Filososfi tradisional realisme berasal dari seorang sejarawan besar Athena yaitu Thucydides. Filosofi Thucydides ini pun sebenarnya berasal dari pemahamannya terhadap Perang Peloponesia yang melibatkan tiga negara kota yaitu Melos, Athena, dan Lacedaemonia. Dalam pemahamannya tentang perang ini, Thucydides menemukan peran rasa takut, kekuatan, dan aliansi antar negara kota yang berkompetisi. Selain Thucydides ada beberapa sarjana lainnya yang menganalisis tentang pendekatan realis. Mereka adalah Niccolo Machiaveli dengan analisis klasiknya dalam The Prince, Thomas Hobbes dengan analisisnya mengenai sifat dan kondisi manusia, Carl von Clausewitz dengan analisisnya dalam On War, dan Alexander Hamilton dengan analisisnya tentang politik dalam ekonomi.

Namun, apapun analisis para sarjana ini mengenai pendekatan realisme, asumsi yang mereka hasilkan mengarah kepada empat asumsi dasar dari pendekatan realis. Empat asumsi tersebut adalah :

  1. Negara adalah aktor paling penting dalam hubungan internasional; negara ataupun wakil negara (pemerintah) memiliki keputusan final dalam pengambilan keputusan di jurisdiksi teritori mereka. Jadi menurut realis, hubungan internasional sejak tahun 1648 adalah aktivitas dan interaksi antar negara bangsa.
  2. Negara adalah unitary dan rasional aktor; realis menyadari bahwa negara adala sebuah unit yang terdiri dari individu, grup dan berbagai aktor pemerintahan seperti legislatif dan birokrasi.
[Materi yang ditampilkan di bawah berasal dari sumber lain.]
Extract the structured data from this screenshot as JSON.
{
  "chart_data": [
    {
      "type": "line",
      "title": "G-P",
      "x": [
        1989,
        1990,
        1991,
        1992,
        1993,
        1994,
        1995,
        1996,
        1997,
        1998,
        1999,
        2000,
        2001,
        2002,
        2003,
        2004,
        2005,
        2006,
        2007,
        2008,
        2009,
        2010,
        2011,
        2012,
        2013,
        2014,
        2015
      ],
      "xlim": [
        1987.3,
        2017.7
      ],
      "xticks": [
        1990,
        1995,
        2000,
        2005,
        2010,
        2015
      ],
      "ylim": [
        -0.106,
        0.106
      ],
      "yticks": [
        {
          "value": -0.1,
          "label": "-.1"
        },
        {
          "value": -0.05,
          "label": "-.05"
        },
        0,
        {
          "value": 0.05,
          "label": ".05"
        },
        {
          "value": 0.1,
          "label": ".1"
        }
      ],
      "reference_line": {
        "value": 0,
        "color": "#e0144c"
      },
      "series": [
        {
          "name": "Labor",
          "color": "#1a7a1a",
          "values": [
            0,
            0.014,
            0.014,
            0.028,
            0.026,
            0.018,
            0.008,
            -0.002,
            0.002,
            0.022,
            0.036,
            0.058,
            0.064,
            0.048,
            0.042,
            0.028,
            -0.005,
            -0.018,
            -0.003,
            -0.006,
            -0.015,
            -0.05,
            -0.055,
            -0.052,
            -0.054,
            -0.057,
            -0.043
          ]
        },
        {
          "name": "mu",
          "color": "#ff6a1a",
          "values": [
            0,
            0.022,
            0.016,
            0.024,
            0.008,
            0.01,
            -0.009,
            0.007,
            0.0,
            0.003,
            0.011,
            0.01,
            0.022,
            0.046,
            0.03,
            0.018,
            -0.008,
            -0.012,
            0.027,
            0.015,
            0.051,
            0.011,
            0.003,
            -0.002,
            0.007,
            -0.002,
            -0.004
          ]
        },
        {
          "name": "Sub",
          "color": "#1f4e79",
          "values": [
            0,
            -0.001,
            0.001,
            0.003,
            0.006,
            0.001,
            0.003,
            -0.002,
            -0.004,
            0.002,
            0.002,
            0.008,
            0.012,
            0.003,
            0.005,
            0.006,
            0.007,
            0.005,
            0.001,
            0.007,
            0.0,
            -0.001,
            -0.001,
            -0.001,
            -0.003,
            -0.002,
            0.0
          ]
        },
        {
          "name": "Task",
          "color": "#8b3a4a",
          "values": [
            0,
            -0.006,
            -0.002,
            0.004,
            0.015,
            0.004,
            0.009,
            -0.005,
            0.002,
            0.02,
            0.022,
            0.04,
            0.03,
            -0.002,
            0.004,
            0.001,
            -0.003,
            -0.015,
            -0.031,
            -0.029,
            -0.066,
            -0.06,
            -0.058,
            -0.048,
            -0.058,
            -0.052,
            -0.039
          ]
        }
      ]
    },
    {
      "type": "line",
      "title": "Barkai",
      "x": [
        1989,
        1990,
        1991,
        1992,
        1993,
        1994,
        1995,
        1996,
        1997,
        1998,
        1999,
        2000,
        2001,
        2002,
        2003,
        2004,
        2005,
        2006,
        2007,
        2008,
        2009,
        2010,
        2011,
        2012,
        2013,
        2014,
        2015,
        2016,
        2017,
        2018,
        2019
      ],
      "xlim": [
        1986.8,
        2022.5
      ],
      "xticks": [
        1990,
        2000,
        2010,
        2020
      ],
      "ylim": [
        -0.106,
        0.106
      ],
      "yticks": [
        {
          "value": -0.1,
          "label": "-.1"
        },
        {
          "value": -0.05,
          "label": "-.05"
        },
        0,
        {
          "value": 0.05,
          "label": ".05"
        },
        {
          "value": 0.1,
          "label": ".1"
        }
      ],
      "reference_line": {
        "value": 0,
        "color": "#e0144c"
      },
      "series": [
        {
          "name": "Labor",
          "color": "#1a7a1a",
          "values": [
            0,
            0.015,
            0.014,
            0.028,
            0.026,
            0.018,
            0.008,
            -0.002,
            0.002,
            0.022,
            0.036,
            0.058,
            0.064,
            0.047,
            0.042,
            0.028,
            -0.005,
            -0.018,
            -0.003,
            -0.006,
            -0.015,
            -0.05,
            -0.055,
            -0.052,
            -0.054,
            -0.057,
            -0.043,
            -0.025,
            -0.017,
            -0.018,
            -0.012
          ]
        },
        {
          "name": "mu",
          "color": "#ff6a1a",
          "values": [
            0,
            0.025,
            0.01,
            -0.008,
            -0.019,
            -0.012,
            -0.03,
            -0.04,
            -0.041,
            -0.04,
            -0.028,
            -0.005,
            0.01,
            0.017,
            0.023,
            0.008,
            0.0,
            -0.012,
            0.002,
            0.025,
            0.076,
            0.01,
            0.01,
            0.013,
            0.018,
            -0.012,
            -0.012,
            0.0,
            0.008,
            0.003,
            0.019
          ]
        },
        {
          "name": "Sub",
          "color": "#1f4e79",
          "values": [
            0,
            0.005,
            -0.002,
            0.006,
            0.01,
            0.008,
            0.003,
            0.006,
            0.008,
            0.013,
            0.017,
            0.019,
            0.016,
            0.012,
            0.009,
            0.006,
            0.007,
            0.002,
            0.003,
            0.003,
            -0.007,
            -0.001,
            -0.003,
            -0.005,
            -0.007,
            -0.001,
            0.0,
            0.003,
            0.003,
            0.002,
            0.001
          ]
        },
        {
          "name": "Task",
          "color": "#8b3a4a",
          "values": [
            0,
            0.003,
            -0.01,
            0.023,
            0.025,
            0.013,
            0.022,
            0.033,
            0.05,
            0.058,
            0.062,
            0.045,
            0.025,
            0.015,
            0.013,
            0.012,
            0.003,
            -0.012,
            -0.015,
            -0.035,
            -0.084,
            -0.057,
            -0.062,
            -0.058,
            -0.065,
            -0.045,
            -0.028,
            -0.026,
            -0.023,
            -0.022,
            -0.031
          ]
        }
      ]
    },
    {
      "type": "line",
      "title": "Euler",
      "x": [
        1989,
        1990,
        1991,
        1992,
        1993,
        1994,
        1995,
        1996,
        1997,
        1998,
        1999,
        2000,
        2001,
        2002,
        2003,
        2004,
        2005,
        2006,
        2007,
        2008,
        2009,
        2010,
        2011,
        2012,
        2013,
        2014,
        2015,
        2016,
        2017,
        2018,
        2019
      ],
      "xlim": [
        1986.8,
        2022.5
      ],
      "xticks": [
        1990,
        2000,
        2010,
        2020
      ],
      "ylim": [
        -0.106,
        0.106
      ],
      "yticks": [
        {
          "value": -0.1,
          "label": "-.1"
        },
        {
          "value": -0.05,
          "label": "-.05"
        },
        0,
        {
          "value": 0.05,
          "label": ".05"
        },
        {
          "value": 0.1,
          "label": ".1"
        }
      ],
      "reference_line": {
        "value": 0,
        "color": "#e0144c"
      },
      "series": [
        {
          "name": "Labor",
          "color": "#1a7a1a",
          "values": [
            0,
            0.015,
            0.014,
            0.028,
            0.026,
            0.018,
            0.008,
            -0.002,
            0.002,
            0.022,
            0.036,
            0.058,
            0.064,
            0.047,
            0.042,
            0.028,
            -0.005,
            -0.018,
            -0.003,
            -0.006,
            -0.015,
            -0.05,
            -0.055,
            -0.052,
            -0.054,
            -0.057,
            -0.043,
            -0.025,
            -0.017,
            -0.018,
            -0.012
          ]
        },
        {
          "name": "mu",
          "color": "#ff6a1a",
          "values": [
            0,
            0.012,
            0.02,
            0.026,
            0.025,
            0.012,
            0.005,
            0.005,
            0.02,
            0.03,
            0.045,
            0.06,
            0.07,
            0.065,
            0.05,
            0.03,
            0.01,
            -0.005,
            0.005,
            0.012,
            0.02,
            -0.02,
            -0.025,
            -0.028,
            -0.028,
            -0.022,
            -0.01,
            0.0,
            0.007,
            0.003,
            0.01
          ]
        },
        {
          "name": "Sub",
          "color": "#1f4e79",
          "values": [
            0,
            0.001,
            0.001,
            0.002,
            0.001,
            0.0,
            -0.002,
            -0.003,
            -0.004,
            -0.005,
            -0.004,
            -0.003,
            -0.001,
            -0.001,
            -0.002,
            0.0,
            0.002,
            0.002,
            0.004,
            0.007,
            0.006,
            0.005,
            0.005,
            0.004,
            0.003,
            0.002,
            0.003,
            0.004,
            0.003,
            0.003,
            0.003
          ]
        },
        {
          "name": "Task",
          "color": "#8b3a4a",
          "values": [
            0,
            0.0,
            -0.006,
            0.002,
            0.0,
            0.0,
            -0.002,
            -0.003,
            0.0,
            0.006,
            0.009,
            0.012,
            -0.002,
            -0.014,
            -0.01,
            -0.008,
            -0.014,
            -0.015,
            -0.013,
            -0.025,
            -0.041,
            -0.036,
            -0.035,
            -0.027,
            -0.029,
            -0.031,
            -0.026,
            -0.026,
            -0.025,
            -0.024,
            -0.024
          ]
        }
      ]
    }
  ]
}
Realis juga menyadari bahwa negara adalah aktor yang rasional yang mampu untuk mengidentifikasi tujuan dan kepentingannya sendiri.
  3. Hubungan Internasional adalah konfliktual; tradisional realis melihat hubungan internasional sebagai sesuatu yang konfliktual karena mereka pesimis terhadap sifat manusia itu sendiri. Tradisional realis semacam Morghentau, E.E Carr, dan Hobbes melihat bahwa sifat asli manusia adalah egois dan agresif sedangkan negara diciptakan oleh manusia, jadi negara juga memiliki sifat yang sama dengan sifat asli manusia. Seperti yang diungkapkan dalam pandangan Morghentau ”the relations between nations are not essentially different from the relations between individuals; they are only relations between individuals on a wider scale”. [1] Menurut para struktural realis semacam Kenneth Waltz, hubungan internasional bersifat konfliktual karena sistem internasional yang anarki dan adanya perimbangan kekuasaan.
  4. Isu keamanan dan geostrategi mendominasi agenda internasional; karena situasi lingkungan internasional yang tidak ramah dan mengerikan dengan konsekwensinya adalah perang dunia, maka keamanan nasional adalah prioritas utama bagi suatu negara. Isu-isu lainnya seperti ekonomi, HAM, lingkungan dan kemiskinan menjadi prioritas berikutnya.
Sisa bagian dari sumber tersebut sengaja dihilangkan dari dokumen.